Landgericht und Oberlandesgericht Stuttgart wiesen die Klage auf Unterlassung und Ersatz der Abmahnkosten ab. Der für das Wettbewerbsrecht zuständige I. Zivilsenat des BGH sah jetzt ebenfalls keine Mehrdeutigkeit der Preisangabe und damit auch keine Irreführung. Tatsächlich ist man schnell in diesem Bereich gelandet, wenn etwa Bezeichnungen für den Preis gewählt werden, die unklar sind. Beispiel ist „Normalpreis“ oder „Ladenpreis“. Bei solchen Angaben ist die Referenz nicht klar, weil es eben keinen allgemeinen Normalpreis oder Ladenpreis gibt. Eine Irreführung kann auch dann vorliegen, wenn eine Angabe mehrere Deutungen zulässt und der Verbraucher im Unklaren bleibt. Daher hatte die Rechtsprechung bislang auch immer geurteilt, dass sich aus der Werbung klar und deutlich ergeben muss, worum es sich bei einem durchgestrichenen Preis handelt (BGH, Urteil vom 17. März 2011 I ZR 81/09, GRUR 2011, 1151 Rn. 22 = WRP 2011, 1587 Original Kanchipur). So hatte hier der Kläger argumentiert.

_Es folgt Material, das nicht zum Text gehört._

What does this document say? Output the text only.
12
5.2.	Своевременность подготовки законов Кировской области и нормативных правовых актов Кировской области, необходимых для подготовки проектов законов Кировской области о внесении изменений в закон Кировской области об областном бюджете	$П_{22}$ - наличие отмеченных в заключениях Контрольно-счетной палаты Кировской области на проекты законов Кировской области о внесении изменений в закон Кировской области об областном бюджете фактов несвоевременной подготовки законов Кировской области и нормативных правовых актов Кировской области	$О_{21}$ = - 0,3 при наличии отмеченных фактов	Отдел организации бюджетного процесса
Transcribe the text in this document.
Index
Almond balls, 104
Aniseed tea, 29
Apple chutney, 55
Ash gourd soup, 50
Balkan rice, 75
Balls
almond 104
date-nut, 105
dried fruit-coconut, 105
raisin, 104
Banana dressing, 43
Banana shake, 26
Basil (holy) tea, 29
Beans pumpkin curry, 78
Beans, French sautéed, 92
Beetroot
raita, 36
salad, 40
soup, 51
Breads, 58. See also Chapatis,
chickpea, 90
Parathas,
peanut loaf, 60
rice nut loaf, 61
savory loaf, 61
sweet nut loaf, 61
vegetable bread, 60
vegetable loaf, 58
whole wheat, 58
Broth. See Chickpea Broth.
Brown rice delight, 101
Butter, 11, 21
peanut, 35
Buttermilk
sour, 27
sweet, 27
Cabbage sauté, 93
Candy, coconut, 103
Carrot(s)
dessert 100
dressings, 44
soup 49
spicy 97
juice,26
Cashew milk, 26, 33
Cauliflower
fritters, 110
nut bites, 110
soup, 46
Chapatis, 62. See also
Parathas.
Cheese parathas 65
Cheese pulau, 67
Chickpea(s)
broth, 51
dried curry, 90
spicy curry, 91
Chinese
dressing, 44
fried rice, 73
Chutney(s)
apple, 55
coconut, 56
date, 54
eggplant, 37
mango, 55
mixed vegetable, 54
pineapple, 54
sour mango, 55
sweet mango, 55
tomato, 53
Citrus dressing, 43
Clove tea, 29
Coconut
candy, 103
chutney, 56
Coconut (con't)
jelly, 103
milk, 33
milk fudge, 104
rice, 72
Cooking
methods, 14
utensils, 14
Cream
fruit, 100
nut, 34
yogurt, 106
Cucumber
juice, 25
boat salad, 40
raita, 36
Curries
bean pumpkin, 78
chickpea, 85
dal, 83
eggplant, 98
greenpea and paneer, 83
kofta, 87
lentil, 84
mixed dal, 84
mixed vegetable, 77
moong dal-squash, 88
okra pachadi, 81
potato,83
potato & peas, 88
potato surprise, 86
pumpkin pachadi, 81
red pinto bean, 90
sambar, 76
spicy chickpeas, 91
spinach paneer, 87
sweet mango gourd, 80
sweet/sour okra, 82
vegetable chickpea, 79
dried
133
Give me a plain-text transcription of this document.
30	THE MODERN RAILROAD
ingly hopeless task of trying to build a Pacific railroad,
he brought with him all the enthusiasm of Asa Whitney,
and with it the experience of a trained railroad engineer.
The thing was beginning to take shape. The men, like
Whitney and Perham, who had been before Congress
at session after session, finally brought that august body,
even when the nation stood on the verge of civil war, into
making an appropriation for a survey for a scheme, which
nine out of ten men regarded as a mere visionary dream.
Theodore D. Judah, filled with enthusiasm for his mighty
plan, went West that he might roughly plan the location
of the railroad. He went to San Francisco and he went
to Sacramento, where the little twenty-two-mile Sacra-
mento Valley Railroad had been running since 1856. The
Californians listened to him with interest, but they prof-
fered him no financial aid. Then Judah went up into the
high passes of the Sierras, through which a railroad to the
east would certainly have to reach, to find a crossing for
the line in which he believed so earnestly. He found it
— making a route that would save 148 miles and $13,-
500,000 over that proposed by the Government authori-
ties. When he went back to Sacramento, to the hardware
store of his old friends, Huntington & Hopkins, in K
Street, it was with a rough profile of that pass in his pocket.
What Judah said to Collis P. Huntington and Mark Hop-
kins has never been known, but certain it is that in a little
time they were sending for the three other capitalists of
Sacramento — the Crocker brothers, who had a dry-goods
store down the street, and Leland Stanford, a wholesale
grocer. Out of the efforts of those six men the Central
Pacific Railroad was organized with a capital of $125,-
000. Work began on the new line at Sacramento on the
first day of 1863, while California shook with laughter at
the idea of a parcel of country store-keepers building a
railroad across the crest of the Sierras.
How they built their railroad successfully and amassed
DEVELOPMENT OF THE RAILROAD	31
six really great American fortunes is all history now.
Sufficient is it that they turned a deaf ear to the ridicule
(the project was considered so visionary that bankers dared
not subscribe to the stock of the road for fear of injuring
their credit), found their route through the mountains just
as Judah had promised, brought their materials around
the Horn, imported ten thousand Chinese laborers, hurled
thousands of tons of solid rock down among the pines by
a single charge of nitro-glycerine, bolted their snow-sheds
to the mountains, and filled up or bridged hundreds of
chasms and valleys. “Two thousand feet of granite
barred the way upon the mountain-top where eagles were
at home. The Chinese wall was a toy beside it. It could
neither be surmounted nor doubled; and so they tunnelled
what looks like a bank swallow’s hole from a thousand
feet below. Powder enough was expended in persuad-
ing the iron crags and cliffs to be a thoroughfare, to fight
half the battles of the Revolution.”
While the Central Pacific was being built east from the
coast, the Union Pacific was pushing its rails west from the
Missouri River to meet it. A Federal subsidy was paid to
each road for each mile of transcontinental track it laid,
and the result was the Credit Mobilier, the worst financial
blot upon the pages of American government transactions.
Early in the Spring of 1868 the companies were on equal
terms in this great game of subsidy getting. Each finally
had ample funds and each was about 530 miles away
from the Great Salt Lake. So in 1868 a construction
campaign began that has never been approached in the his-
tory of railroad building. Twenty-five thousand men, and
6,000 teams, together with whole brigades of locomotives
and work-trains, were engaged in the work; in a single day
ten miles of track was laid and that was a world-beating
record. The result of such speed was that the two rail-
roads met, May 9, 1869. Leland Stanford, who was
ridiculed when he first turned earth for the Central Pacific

Gesamteindruck entscheidet

Bei der Beurteilung geht es aus Sicht der Richter – wie so häufig – um den Gesamteindruck, den der durch­schnitt­lich informierte und verständige Verbraucher, der einer Werbung die der Situation angemessene Aufmerksamkeit entgegenbringt, gewinnt. Ein erheblicher Teil der Verbraucher erkenne aber in dem durch­gestrichenen Preis den früher vom Händler verlangten Preis, so die Richter. Nur eigene Preise könne der Händler durch Streichung für „ungültig“ erklären. Solche Streichungen seien dem Verbraucher auch aus dem Einzelhandel bekannt.

Auch Statt-Preise nicht erläuterungsbedürftig

Andere Urteile des OLG Hamm (OLG Hamm, WRP 2013, 1073, 1076) zu sogenannten Statt-Preisen hätten besondere Fälle betroffen. Dort ging es um Restpostenbörsen. Bei diesen hätte eine Aufklärung über den Statt- oder Streichpreis erfolgen müssen, da man dort den Vergleichspreis auf den üblichen im Einzelhandel verlangten Preis beziehe und nicht auf den Preis des Händlers auf dieser Restpostenbörse. Jedenfalls sei der Fall der Restpostenbörse nicht mit dem Amazon-Marketplace-Fall vergleichbar. Auch die dort bestehende Möglichkeit des Anhängens an andere Angebote führt nach Ansicht des BGH nicht zu einer Aufklärungspflicht.

Fazit

Der BGH hat mit seinem Urteil fortbestehende Unklarheiten beseitigt. Auch wenn die Passage zum Restposten­urteil des OLG Hamm nicht ganz überzeugt, kann jedenfalls für den Normalfall des Internetverkaufs jetzt klar davon ausgegangen werden, dass bei der Angabe von Vergleichspreisen keine Erläuterungen (etwa mittels Sternchenhinweis) erfolgen müssen, wenn es sich um den vormals vom Händler geforderten Preis handelt. Der muss natürlich nach wie vor ernsthaft gefordert worden sein (kein „Mondpreis“). Das setzt voraus, dass der Preis eine Zeit lang Bestand hatte. Wie lange der Preis gefordert worden sein muss, ist leider wieder abhängig von der Art der Ware oder Leistung. Anders sieht es mit der Angabepflicht dann aus, wenn der durch­gestrichene Preis eine unverbindliche Preisempfehlung des Herstellers oder den Preis eines Wettbewerbers darstellen soll. Dann müsse dies auch entsprechend gekennzeichnet werden.

Händler, die zu früheren Zeiten Unterlassungserklärungen abgegeben haben, sollten überlegen, ob angesichts der neuen Rechtsprechung eine Kündigung in Betracht kommt.